Stuck again and hoping the more clued up can provide a pointer ;o)
I have a dataset; 3,270 rows of datePublished (2013-04-01:2014-03-31) and domain (coindesk,forbes,mashable,nytimes,reuters,techcrunch,thenextweb & theverge). A copy of which is here)
> df <- read.csv("dplyr_summary_example.csv")
> head(df)
datePublished domain
1 2013-04-01 coindesk
2 2013-04-01 coindesk
3 2013-04-13 coindesk
4 2013-04-15 coindesk
5 2013-04-15 coindesk
Basically df has a row for date/domain pair every time a story was published.
What I want to do is create a new dataframe that looks a bit like (numbers are made up for example)...

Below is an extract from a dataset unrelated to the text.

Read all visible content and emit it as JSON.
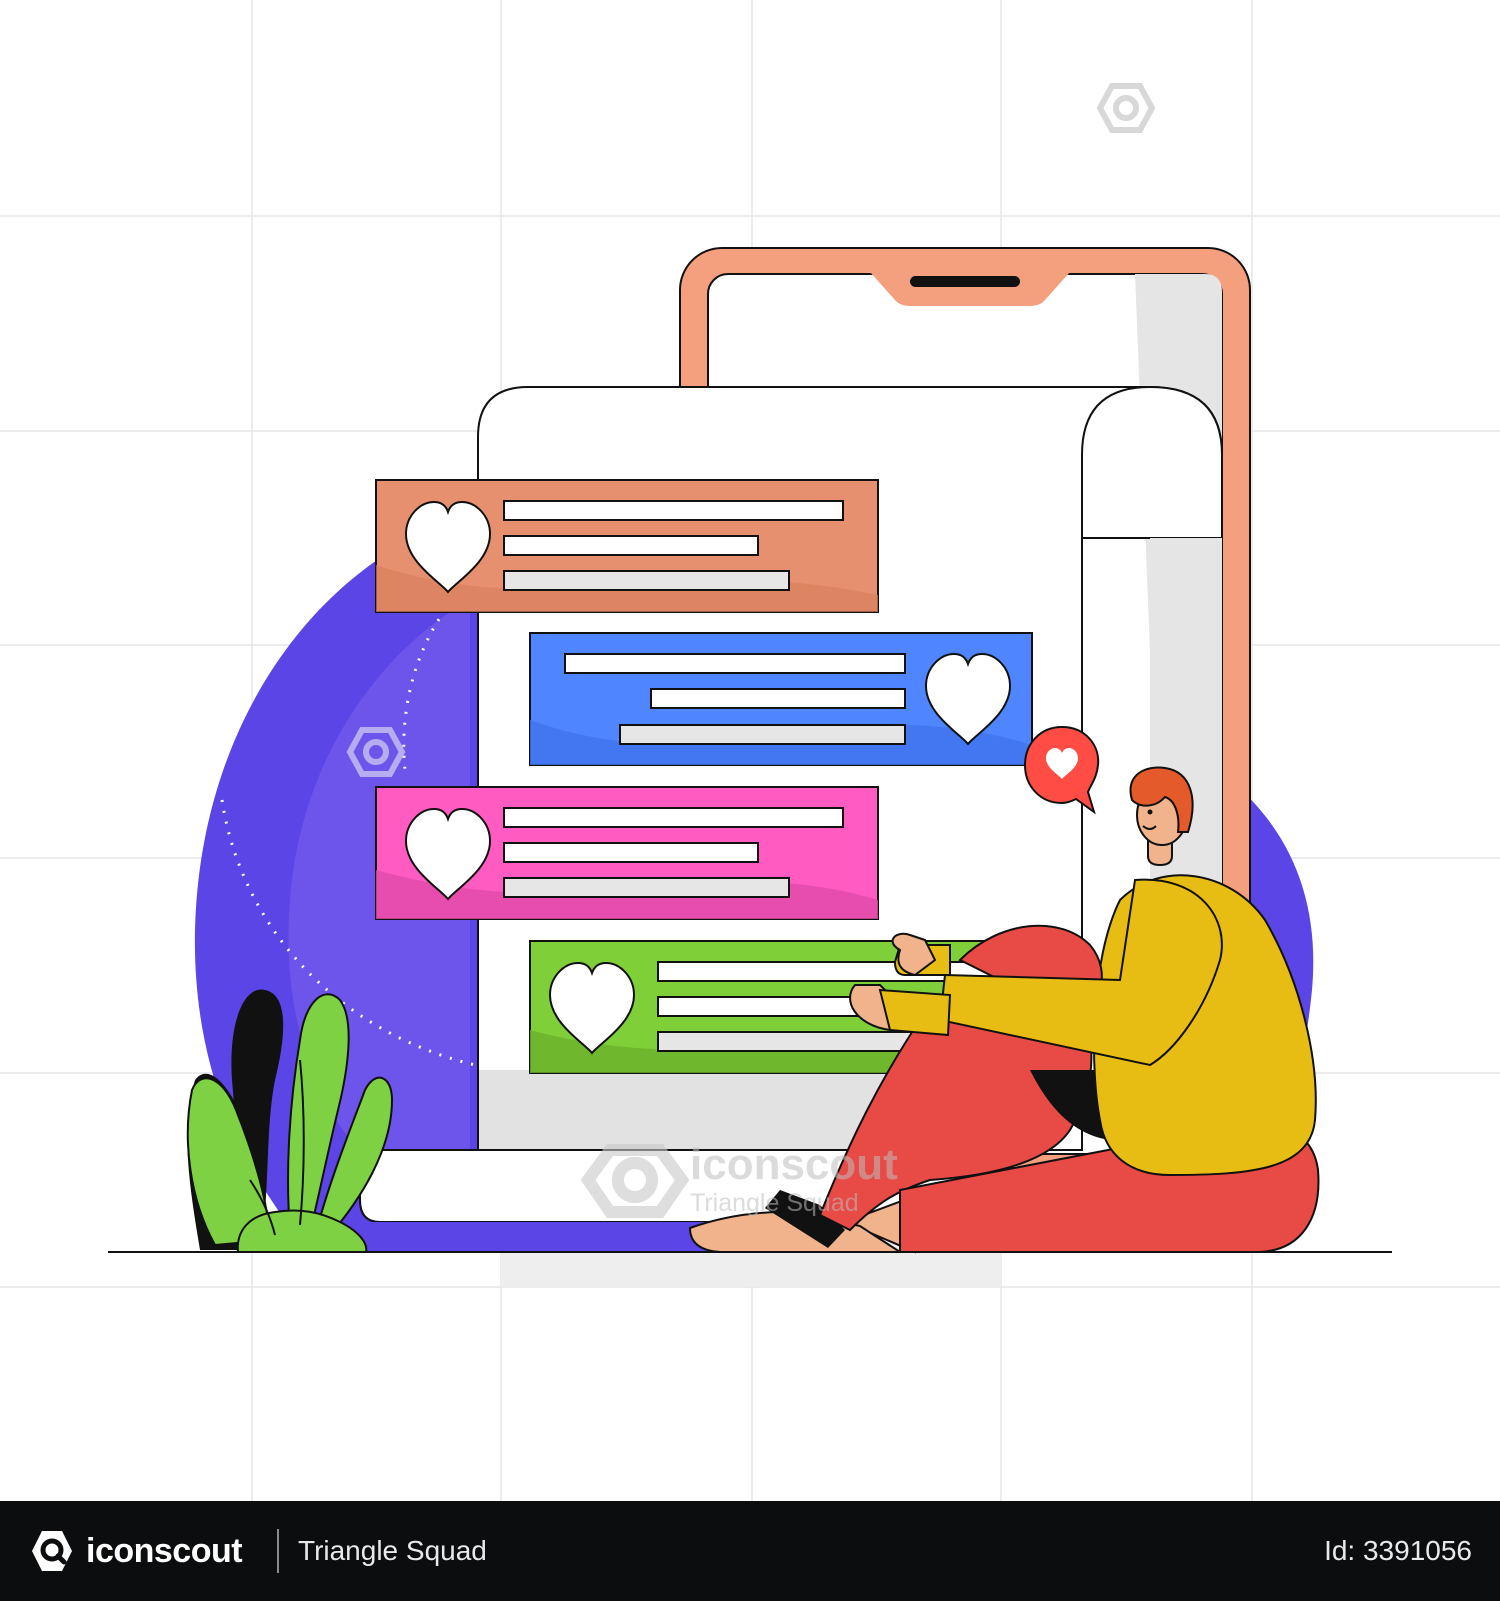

datePublished coindeskStories forbesStories... thevergeStories totalStories
2013-04-01 2 1 1 4
2013-04-13 1 1 0 2
2013-04-15 2 0 1 3
So for every date in df I would like a column of total stories for each domain, and finally a total of totals column (totals of totals is easy).

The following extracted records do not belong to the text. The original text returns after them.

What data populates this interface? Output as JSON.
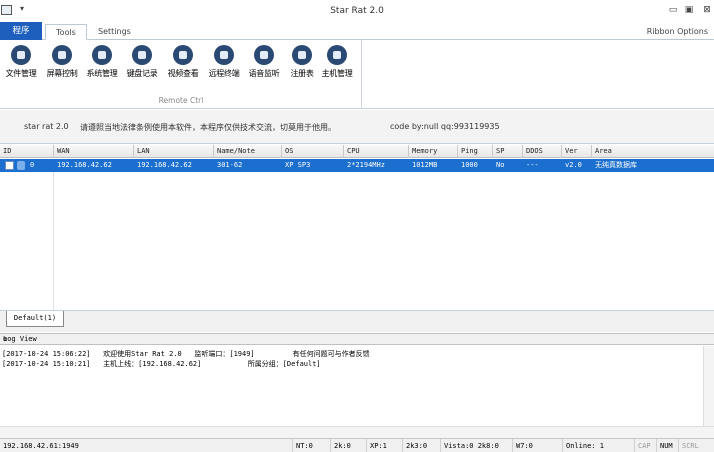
{
  "window": {
    "title": "Star Rat 2.0"
  },
  "ribbon": {
    "file_tab": "程序",
    "tabs": [
      "Tools",
      "Settings"
    ],
    "options": "Ribbon Options",
    "buttons": [
      "文件管理",
      "屏幕控制",
      "系统管理",
      "键盘记录",
      "视频查看",
      "远程终端",
      "语音监听",
      "注册表",
      "主机管理"
    ],
    "group_label": "Remote Ctrl"
  },
  "notice": {
    "version": "star rat 2.0",
    "message": "请遵照当地法律条例使用本软件，本程序仅供技术交流，切莫用于他用。",
    "author": "code by:null qq:993119935"
  },
  "grid": {
    "columns": [
      "ID",
      "WAN",
      "LAN",
      "Name/Note",
      "OS",
      "CPU",
      "Memory",
      "Ping",
      "SP",
      "DDOS",
      "Ver",
      "Area"
    ],
    "rows": [
      {
        "id": "0",
        "wan": "192.168.42.62",
        "lan": "192.168.42.62",
        "name": "301-62",
        "os": "XP SP3",
        "cpu": "2*2194MHz",
        "memory": "1012MB",
        "ping": "1000",
        "sp": "No",
        "ddos": "---",
        "ver": "v2.0",
        "area": "无纯真数据库"
      }
    ]
  },
  "group_tab": "Default(1)",
  "log": {
    "title": "Log View",
    "lines": [
      "[2017-10-24 15:06:22]   欢迎使用Star Rat 2.0   监听端口：[1949]         有任何问题可与作者反馈",
      "[2017-10-24 15:10:21]   主机上线：[192.168.42.62]           所属分组：[Default]"
    ]
  },
  "status": {
    "address": "192.168.42.61:1949",
    "nt": "NT:0",
    "w2k": "2k:0",
    "xp": "XP:1",
    "k3": "2k3:0",
    "vista": "Vista:0 2k8:0",
    "w7": "W7:0",
    "online": "Online: 1",
    "cap": "CAP",
    "num": "NUM",
    "scrl": "SCRL"
  }
}
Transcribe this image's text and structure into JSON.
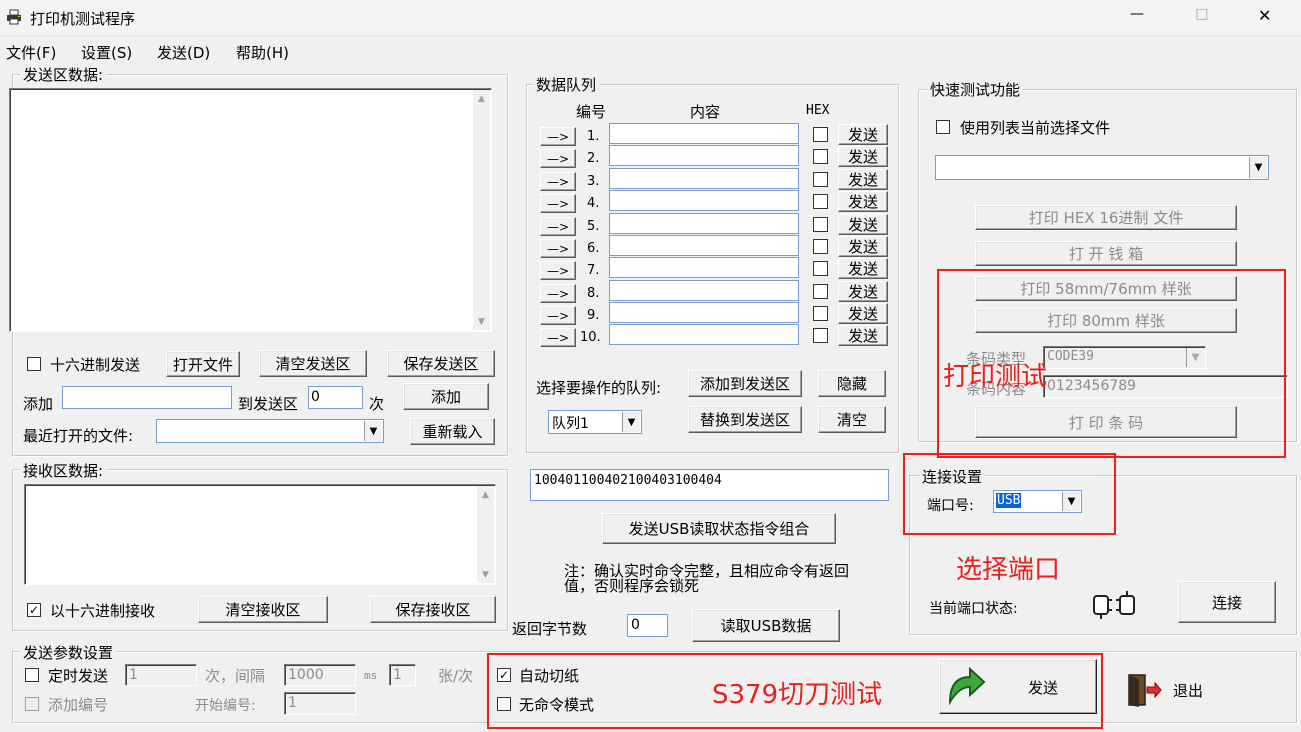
{
  "window": {
    "title": "打印机测试程序",
    "controls": {
      "minimize": "—",
      "maximize": "☐",
      "close": "✕"
    }
  },
  "menu": [
    "文件(F)",
    "设置(S)",
    "发送(D)",
    "帮助(H)"
  ],
  "send_area": {
    "label": "发送区数据:",
    "hex_send_label": "十六进制发送",
    "open_file": "打开文件",
    "clear_send": "清空发送区",
    "save_send": "保存发送区",
    "add_label": "添加",
    "to_send_area_label": "到发送区",
    "count_value": "0",
    "times_label": "次",
    "add_button": "添加",
    "recent_files_label": "最近打开的文件:",
    "reload": "重新载入"
  },
  "queue": {
    "label": "数据队列",
    "col_num": "编号",
    "col_content": "内容",
    "col_hex": "HEX",
    "arrow": "—>",
    "send": "发送",
    "rows": [
      "1.",
      "2.",
      "3.",
      "4.",
      "5.",
      "6.",
      "7.",
      "8.",
      "9.",
      "10."
    ],
    "select_label": "选择要操作的队列:",
    "add_to_send": "添加到发送区",
    "hide": "隐藏",
    "queue_select": "队列1",
    "replace_to_send": "替换到发送区",
    "clear": "清空"
  },
  "quick": {
    "label": "快速测试功能",
    "use_list_label": "使用列表当前选择文件",
    "print_hex": "打印 HEX 16进制 文件",
    "open_drawer": "打 开 钱 箱",
    "print_58": "打印 58mm/76mm 样张",
    "print_80": "打印 80mm 样张",
    "barcode_type_label": "条码类型",
    "barcode_type_value": "CODE39",
    "barcode_content_label": "条码内容",
    "barcode_content_value": "0123456789",
    "print_barcode": "打 印 条 码"
  },
  "receive": {
    "label": "接收区数据:",
    "hex_receive_label": "以十六进制接收",
    "hex_receive_checked": "✓",
    "clear_receive": "清空接收区",
    "save_receive": "保存接收区"
  },
  "usb": {
    "command_value": "100401100402100403100404",
    "send_combo": "发送USB读取状态指令组合",
    "note": "注：确认实时命令完整，且相应命令有返回值，否则程序会锁死",
    "return_bytes_label": "返回字节数",
    "return_bytes_value": "0",
    "read_usb": "读取USB数据"
  },
  "connection": {
    "label": "连接设置",
    "port_label": "端口号:",
    "port_value": "USB",
    "status_label": "当前端口状态:",
    "connect": "连接"
  },
  "send_params": {
    "label": "发送参数设置",
    "timed_send": "定时发送",
    "timed_value": "1",
    "times_interval": "次，间隔",
    "interval_value": "1000",
    "ms": "ms",
    "pages_value": "1",
    "pages_unit": "张/次",
    "add_number": "添加编号",
    "start_number_label": "开始编号:",
    "start_number_value": "1"
  },
  "bottom": {
    "auto_cut": "自动切纸",
    "auto_cut_checked": "✓",
    "no_command": "无命令模式",
    "send": "发送",
    "exit": "退出"
  },
  "annotations": {
    "print_test": "打印测试",
    "select_port": "选择端口",
    "cutter_test": "S379切刀测试",
    "color": "#e8201e"
  }
}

I've been looking at dplyr
and it certainly looks like it can do the job but so far I've not managed to do this in one step.
For each domain and then joining things is fairly straightforward:
daily <- group_by(df,datePublished) # group stories by date
cnt.nytimes <- filter(daily, domain=="nytimes") # filter just the nytimes ones
cnt.nytimes <- summarise(cnt.nytimes,nytimesStories=n()) # give table of stories by date
cnt.mashable <- filter(daily, domain=="mashable")
cnt.mashable <- summarise(cnt.mashable,mashableStories=n())
df.Stories <- full_join(cnt.nytimes,cnt.mashable,by="datePublished") # join cnt. dataframes by datePublished
df.Stories <- arrange(df.Stories,datePublished) #sort by datePublished
df.Stories$totalStories <- apply(df.Stories[c(2:3)],1,sum,na.rm=TRUE) #add a totals column
BUT doing this over each domain then using a join seems a bit inefficient.
Can anyone suggest a simpler route?